Image by Andrea Coates / andreacoates.com
WHEN RHYME FAILS RHYME ATTEMPTS TO COME
TO THE RESCUE

after W.C. Williams

 
As it happens, most failures, which are most of what happens,
are like my having collapsed on stage but with the curtain down.

Some of them, though, are like having, with a touch,
knocked over a huge imaginative structure to which

I’d been adding for what felt like a thousand years.
So I lie with myself, unsure how long I’ve been here:

curtains and furniture; clouds that build and cling.
Hard up for wet blossoms, more trivia slithers in;

music gets easily confused again with place,
and only not living forever is all that’s the case.

 


 
 

HYPNIC JERK WITH F TRAIN

In my phone and kind of knowing where the sun was,
my crushed double finished work that I’d begun.
The day’d bored into me; every song went “like this.”
I practiced many a removal. You could’ve said I was a van.
And there was almost more to life, the money out there
gaping, a much-elated dread that even theory won’t forbid,
and in the light-soaked scene of online banking,
my inner voice of prudence left out principled language—
all prudence all the time, a virtue possessed by grass
and by rats—and if its sentences touched one another
like states, they touched me that way, too; they programmed.
Imagined at large, the world was more ward than field,
and as I slept for real, I saw the achingest scene—
Saint Paul headless, Saint Peter still clutching his keys—
and then the blanched car’s abstraction like a print’s third pull,
its impulsive disabling of my reverie, of me,
to which I said “Which future?

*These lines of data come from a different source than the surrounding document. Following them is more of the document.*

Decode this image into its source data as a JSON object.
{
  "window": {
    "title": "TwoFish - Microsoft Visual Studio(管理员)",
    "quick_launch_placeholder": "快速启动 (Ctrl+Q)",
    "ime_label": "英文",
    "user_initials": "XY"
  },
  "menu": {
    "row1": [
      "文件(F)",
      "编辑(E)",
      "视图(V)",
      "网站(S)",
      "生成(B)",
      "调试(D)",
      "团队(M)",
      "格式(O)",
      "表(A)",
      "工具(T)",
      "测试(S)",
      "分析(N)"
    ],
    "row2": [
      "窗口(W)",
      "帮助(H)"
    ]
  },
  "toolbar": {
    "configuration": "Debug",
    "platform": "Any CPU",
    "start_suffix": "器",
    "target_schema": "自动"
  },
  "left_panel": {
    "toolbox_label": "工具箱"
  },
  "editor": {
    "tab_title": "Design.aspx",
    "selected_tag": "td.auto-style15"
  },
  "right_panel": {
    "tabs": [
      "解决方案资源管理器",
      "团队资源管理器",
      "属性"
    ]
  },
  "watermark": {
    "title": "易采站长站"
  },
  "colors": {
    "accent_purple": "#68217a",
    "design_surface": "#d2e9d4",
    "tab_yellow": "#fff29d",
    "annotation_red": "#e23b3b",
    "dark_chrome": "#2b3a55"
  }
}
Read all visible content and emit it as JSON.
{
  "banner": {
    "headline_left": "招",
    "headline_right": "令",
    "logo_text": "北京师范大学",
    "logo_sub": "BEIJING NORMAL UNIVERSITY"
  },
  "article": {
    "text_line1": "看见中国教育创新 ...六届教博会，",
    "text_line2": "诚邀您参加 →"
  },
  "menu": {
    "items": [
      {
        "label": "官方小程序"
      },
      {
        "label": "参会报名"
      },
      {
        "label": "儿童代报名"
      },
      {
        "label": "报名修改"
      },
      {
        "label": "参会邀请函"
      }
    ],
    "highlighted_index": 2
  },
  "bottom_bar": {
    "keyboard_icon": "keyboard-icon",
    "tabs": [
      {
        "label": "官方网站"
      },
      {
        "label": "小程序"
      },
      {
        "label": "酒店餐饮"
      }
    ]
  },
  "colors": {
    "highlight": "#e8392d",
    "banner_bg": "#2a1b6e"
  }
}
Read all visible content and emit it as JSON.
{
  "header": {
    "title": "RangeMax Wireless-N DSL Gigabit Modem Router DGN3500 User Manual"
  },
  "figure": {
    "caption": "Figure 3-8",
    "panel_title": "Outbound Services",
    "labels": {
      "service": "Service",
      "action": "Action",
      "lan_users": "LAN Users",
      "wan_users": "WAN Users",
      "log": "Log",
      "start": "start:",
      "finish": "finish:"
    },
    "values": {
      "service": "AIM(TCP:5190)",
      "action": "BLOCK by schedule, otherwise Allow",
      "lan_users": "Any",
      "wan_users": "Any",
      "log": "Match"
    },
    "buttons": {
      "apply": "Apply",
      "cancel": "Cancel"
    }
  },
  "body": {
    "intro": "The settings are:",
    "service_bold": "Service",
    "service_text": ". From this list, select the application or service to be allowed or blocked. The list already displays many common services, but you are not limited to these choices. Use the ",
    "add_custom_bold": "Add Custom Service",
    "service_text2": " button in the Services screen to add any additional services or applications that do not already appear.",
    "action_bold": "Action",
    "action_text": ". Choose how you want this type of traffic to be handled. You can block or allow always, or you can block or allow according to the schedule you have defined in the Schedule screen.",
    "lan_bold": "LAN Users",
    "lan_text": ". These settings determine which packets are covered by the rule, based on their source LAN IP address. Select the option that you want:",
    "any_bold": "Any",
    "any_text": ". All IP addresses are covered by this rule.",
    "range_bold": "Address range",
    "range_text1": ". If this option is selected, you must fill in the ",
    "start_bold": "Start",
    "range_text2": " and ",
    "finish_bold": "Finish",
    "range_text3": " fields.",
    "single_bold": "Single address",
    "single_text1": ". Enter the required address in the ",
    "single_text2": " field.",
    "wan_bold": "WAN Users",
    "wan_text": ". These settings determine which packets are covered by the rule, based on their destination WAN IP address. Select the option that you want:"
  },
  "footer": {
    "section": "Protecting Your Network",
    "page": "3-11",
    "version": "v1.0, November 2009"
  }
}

What’s above this?”
before I uncraved and then pretended not to’ve moved,
the woman across from me screaming to her friend
“He has this truly awful laugh but they’re in love!”

 


 
 
DIMINISHING RETURNS

Bury it. Dig it up. Chew on it. Repeat.
Dactyl. Dactyl. Dactyl. Iamb.
Trochee. Trochee. Trochee. Trochee.

*

Thoughts are like parts that you can almost feel.

Have one like a ribbon up your throat.

 

 



Graham Foust’s most recent book is Time Down to Mind (Flood Editions, 2014). He is Director of Undergraduate Studies in English at the University of Denver.